En vantant les mérites d’une sortie de l’euro, d’une taxation des importations ou d’une relocalisation de l’industrie à marche forcée, les discours populistes – de droite comme de gauche – ignorent certains mécanismes fondamentaux de l’économie.
Avant de rédiger un programme de politique économique de tendance populiste pour les pays de la zone euro, il faut avoir à l’esprit les mécanismes ou faits suivants : les pays de la zone euro ne peuvent pas sortir de l’euro et dévaluer en raison de leurs dettes extérieures brutes en euros ; la globalisation moderne implique que la production domestique et les importations ne sont plus substituables ; dans beaucoup de pays de la zone euro, l’appareil productif ne sait pas répondre à une hausse de la demande ; il est ridicule de dire que l’Europe est synonyme d’austérité.
Nous allons maintenant revenir sur ces mécanismes et expliquer leur importance pour les politiques économiques des pays de la zone euro.
Commençons par l’impossibilité de sortir de l’euro. Les pays de la zone euro ont des dettes extérieures brutes, essentiellement en euros, de très grande taille (de deux à plus de trois années de leur produit intérieur brut), accumulées largement depuis la création de l’euro.
Un pays qui sortirait de l’euro et dévaluerait serait confronté à une hausse insupportable de la valeur, dans sa monnaie nationale, de sa dette extérieure, conduisant à un risque de défaut de l’Etat, des grandes entreprises, des banques. L’Etat français, par exemple, a vendu 60 % de sa dette à des non-résidents, et c’est une dette en euros insupportable en francs si le franc est dévalué.
Venons-en maintenant à la nature de la globalisation. Depuis vingt ans, la globalisation a pris la forme de la « segmentation des chaînes de valeur » : la production des biens est éclatée entre plusieurs pays. Les importations sont de plus en plus des pièces, des composants fabriqués à l’étranger, ce qui implique qu’il n’y a plus de substitualité entre production domestique et importations : on ne peut pas remplacer les importations par des biens ou services fabriqués dans le pays. On voit d’ailleurs que la sensibilité des importations en volume est aujourd’hui très faible ou nulle, ce qui révèle cette absence de substitualité. L’appréciation de l’euro de 2002 à 2008, puis la dépréciation de l’euro de 2008 à 2016 n’ont eu aucun effet sur la part
des importations dans la demande intérieure.

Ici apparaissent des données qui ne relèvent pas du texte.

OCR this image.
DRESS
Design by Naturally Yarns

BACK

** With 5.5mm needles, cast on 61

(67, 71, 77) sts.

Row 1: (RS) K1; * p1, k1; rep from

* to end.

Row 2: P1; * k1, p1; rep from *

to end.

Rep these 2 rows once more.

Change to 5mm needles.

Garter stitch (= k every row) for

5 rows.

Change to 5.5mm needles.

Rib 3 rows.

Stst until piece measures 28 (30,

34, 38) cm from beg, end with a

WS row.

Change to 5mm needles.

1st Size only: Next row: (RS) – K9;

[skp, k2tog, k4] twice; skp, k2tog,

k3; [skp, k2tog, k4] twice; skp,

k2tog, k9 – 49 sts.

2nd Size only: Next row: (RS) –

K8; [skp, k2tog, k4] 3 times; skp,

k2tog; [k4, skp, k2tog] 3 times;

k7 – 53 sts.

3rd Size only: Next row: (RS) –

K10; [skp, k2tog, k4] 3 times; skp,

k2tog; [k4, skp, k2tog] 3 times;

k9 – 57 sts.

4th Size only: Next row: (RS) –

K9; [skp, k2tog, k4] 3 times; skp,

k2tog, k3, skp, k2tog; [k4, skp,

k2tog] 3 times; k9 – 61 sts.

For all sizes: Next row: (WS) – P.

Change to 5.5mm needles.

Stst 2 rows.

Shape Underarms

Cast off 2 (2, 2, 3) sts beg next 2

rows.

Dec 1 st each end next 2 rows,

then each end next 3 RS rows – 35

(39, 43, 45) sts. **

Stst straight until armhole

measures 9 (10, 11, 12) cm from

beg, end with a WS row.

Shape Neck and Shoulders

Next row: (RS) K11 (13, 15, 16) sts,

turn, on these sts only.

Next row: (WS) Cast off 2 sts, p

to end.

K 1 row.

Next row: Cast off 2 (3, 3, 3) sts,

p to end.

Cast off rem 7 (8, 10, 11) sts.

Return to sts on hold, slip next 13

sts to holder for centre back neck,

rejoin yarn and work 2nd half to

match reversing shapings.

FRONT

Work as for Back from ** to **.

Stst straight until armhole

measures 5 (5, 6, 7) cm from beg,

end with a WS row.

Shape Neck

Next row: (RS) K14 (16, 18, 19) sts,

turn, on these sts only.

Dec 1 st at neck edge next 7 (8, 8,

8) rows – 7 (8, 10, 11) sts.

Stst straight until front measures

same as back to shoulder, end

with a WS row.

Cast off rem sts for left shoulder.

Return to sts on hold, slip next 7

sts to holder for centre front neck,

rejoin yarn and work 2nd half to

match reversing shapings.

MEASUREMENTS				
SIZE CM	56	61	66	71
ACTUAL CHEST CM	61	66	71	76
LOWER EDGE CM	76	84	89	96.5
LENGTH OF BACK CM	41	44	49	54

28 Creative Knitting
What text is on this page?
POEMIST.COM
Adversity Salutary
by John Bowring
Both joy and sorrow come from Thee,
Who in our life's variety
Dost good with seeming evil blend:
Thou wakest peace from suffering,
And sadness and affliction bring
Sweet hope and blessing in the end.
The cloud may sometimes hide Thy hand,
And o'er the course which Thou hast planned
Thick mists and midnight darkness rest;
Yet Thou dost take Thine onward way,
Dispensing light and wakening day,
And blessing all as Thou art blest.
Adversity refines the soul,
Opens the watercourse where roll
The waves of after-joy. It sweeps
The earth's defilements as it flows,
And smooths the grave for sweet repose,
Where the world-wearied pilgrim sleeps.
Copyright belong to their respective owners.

Cela implique que s’il y a dévaluation ou taxation des importations, il n’y a pas de baisse du volume des importations mais seulement hausse de leur prix, ce qui réduit le revenu réel (des ménages et des entreprises) et la croissance.
Peut-on espérer qu’à long terme la taxation des importations conduise à des relocalisations ? Il est très improbable que de grandes entreprises décident de ramener des sites de production seulement pour servir le marché intérieur d’un pays de la zone euro, alors que leurs productions délocalisées servent des marchés continentaux ou mondiaux.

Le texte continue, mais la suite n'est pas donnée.